Il existe, à propos du rôle du capitalisme au début de l'ère industrielle, un énorme, un surprenant décalage entre la réalité des faits, maintenant bien établie, et la perception qu'en ont les gens, même dans les milieux qui se prétendent intellectuels. J'avouerai qu'en traitant ce sujet, j'ai un peu l'impression de devoir enfoncer des portes ouvertes. Mais cela demeurera nécessaire, tant que la légende noire qui imprègne tant d'esprits ne se sera pas complètement dissipée.

Cette légende, encore extraordinairement vivace, repose essentiellement sur trois thèmes : tout d'abord, l'exploitation et la misère; ensuite, les crises économiques, qui seraient dues à l'instabilité naturelle du capitalisme; enfin, la monopolisation croissante de l'activité 'économique par les capitalistes. Il est essentiel, au préalable, de bien définir le capitalisme. Car c'est souvent une mauvaise compréhension de' sa véritable nature qui permet tous les malentendus. Le capitalisme, C'est beaucoup moins le pouvoir des capitalistes qu'un régime de laissez-faire, c'est-à-dire un état dans lequel la violence est proscrite dans les rapports sociaux. Or, le premier aspect de la légende est précisément que l'exploitation et la paupérisation sont inévitables dans un régime de laissez-faire. Pourquoi? Parce que l'échange libre permis par le laissez-faire serait par nature un échange inégal : idée que l'on retrouve dans le thème du « renard libre dans le poulailler libre » ou encore dans l'expression si souvent utilisée de « concurrence sauvage ». Cette notion d'échange inégal est centrale dans la théorie marxiste et il faut bien voir qu'elle porte en germe la condamnation radicale de toute liberté contractuelle.

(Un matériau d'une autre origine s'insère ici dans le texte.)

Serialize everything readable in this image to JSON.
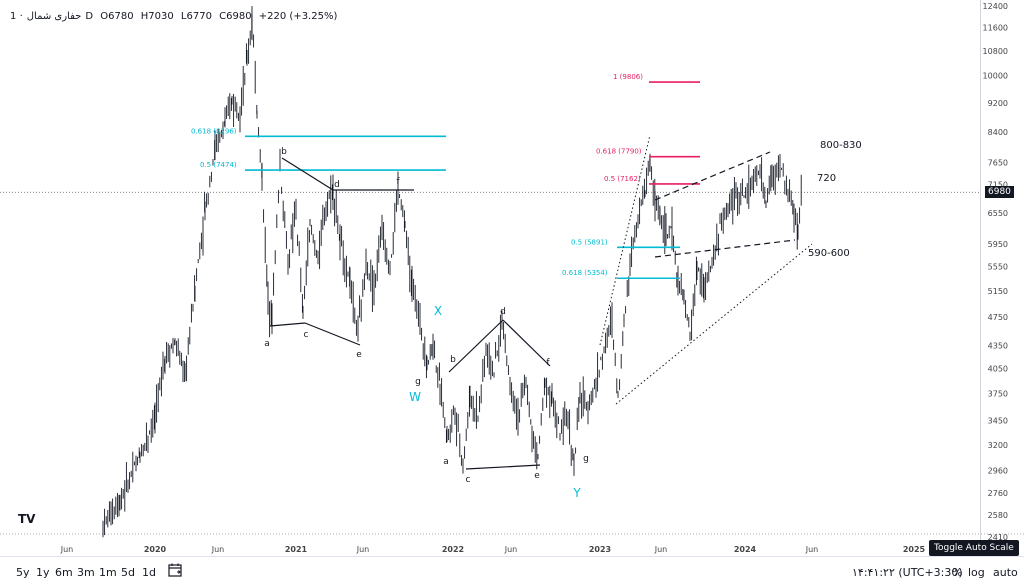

Ainsi donc, par les mécanismes de l'échange inégal, ou de l'exploitation pour parler en termes marxistes, le capitalisme aurait engendré un appauvrissement généralisé et massif des populations ouvrières au début de la révolution industrielle. Divers éléments sont présentés à l'appui de cette thèse. On utilise, par exemple, les descriptions du sort pénible des ouvriers dans les usines, et en particulier des enfants, contenues dans des enquêtes contemporaines des débuts de l'ère industrielle. Et l'on attribue cet état de choses à la mise en concurrence des salariés entre eux, liée à l'avènement du machinisme : selon la théorie marxiste, en effet, l'accumulation du capital déplace, évince progressivement les ouvriers et favorise ainsi la baisse des salaires. Certaines pratiques sont considérées comme des preuves de l'exploitation, comme celle consistant à payer les ouvriers en nature au lieu de les payer en argent. Les accusations sont à cet égard parfois contradictoires : on dénonce l'exploitation dans la pratique consistant pour l'ouvrier à faire l'avance de son salaire en attendant que le produit soit vendu; mais on dénonce également l'endettement des ouvriers vis-à-vis de leurs patrons, qui les aurait maintenus dans une situation de dépendance et les aurait empêchés de négocier leurs salaires dans une position de force. La longueur des horaires de travail est, de même, attribuée a l'action néfaste du capitalisme, sans que l'on se demande dans quelle mesure l'allongement de la durée du travail était accepté par les intéressés eux-mêmes. La concurrence capitaliste est accusée d'avoir entraîné une déqualification des ouvriers. Enfin, on. ne manque pas de souligner la précarité des conditions de logement dans les zones où la révolution industrielle a entraîné de grands déplacements de population : abondance des taudis, absence d'élimination des déchets, logements mal aérés... Cette situation, dont l'enquête de Villermé fournit la description la plus. saisissante, est attribuée à l'inégalité du rapport de forces entre des propriétaires rapaces et des locataires démunis de liberté de choix, à cause de leur état de dépendance économique.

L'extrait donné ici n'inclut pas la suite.